People often question whether a BMI is accurate - does it take into account whether someone is 'big-boned' or muscular? It does - that is why the range for a healthy BMI is so big. However, as you get older, BMI may underestimate your risk of being overweight, because a greater proportion of your body weight will be fatty tissue rather than muscle. But whatever your situation, remember that BMI is just a rough guide to health risks. If you’re unsure about how this affects you, please speak to your GP.
Remember if your BMI is:
|less than 18.5||you may be underweight|
|from 18.5 to 24.9||you are at a good weight|
|from 25 to 29.9||you are overweight|
|30 or higher||you are obese|
For children and young people who are not fully grown, a healthy BMI depends on their age. There is a separate children and young people's BMI calculator on this website, which takes this into account so that you can check your whole family's BMI as well as your own.

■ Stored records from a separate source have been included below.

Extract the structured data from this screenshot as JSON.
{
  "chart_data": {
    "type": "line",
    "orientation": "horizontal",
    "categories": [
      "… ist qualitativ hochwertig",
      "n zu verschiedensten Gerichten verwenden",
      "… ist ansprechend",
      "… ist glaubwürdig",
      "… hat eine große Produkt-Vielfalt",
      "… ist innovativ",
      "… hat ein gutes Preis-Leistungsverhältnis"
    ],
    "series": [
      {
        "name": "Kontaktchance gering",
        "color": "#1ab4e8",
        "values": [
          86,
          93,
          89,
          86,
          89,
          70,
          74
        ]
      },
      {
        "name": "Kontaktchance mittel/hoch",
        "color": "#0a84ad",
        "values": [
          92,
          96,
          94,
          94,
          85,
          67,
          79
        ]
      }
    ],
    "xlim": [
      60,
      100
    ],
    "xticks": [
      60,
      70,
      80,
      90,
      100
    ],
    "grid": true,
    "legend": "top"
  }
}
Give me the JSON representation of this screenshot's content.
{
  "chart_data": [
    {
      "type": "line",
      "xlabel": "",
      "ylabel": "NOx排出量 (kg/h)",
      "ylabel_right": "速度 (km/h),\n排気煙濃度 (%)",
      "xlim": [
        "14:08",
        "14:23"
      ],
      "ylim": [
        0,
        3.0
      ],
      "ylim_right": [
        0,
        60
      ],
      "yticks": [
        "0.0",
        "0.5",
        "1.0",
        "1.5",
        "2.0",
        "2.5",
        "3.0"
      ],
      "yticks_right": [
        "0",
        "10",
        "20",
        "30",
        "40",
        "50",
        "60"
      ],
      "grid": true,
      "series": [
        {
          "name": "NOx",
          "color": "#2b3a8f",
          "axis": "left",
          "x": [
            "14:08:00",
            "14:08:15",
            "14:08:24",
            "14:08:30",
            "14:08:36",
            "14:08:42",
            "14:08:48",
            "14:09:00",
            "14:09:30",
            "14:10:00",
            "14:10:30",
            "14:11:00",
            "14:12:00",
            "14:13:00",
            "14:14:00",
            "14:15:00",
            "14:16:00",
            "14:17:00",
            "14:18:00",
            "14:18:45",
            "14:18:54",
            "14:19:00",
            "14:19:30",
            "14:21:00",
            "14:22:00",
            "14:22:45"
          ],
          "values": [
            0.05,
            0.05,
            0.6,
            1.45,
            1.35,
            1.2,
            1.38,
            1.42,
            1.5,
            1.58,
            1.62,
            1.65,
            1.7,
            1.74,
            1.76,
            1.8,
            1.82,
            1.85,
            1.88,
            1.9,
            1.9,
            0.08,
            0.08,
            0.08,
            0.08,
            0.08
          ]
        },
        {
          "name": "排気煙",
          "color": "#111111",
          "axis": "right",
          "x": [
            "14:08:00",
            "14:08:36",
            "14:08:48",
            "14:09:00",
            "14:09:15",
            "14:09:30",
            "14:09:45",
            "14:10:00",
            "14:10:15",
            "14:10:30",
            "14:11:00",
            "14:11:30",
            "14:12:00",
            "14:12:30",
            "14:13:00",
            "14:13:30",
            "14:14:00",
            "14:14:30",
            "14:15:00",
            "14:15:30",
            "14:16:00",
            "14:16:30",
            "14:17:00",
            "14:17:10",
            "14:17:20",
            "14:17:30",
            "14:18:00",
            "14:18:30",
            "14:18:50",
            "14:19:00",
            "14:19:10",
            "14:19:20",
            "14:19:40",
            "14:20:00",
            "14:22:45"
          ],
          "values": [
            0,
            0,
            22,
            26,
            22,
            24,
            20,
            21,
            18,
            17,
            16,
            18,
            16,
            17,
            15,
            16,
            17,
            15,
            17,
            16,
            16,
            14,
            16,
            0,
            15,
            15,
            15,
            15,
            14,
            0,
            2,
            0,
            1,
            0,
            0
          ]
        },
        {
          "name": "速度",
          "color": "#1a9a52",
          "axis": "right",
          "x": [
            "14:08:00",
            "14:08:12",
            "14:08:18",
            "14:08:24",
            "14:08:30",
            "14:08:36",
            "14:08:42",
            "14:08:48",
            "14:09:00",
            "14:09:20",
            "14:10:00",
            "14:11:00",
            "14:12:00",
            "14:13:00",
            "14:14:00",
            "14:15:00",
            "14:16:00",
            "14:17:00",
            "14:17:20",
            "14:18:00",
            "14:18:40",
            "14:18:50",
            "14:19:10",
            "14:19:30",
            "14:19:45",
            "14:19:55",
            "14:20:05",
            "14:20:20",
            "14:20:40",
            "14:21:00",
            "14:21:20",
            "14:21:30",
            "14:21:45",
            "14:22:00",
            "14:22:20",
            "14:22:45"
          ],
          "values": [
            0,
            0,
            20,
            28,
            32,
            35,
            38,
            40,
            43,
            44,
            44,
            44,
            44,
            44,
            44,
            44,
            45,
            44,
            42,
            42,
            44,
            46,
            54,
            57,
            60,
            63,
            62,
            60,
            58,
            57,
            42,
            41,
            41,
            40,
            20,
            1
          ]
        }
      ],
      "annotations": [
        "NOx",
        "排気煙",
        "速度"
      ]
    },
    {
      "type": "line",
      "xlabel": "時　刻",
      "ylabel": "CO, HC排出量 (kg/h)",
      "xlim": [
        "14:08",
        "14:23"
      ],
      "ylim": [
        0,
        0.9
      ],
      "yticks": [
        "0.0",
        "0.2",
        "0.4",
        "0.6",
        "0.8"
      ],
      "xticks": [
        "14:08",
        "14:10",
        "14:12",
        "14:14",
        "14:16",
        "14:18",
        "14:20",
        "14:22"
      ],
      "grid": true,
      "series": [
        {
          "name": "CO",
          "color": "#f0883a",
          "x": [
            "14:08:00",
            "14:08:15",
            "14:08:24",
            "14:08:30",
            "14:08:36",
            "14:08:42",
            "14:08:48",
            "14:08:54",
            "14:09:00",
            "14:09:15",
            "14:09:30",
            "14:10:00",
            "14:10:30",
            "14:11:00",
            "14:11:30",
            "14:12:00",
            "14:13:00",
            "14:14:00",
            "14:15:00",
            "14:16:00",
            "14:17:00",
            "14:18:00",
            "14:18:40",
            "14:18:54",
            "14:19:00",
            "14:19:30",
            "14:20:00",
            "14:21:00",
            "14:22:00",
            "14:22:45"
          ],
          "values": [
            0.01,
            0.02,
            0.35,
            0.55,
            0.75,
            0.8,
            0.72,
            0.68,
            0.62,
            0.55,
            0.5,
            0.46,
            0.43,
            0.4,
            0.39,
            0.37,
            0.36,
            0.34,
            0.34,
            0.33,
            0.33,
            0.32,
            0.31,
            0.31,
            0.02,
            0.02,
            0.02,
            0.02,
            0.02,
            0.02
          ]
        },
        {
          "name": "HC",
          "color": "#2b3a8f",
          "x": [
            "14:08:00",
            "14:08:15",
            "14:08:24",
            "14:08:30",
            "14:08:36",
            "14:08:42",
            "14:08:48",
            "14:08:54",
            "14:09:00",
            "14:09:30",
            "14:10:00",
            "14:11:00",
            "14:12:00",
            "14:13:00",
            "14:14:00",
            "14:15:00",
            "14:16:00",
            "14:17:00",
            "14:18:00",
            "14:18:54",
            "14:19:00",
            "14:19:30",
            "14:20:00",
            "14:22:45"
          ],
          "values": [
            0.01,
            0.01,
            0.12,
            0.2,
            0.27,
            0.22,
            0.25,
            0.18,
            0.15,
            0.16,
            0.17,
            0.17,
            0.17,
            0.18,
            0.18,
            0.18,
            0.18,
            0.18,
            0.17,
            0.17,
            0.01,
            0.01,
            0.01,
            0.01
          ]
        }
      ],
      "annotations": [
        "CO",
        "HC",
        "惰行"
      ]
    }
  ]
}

Another way an adult can decide if they are overweight or obese is by measuring their waist. Of course, people come in many different shapes, it can be difficult deciding where your waist is, and the waistline of trousers can be very low or quite high. The simplest method of deciding where to measure your waist is by measuring around your body at your belly-button.
It does not matter how tall you are, or how muscular or how 'big-boned', none of these affect the accuracy of waist measurements in showing if you are overweight or obese, and fat stored around the stomach is the most dangerous for health.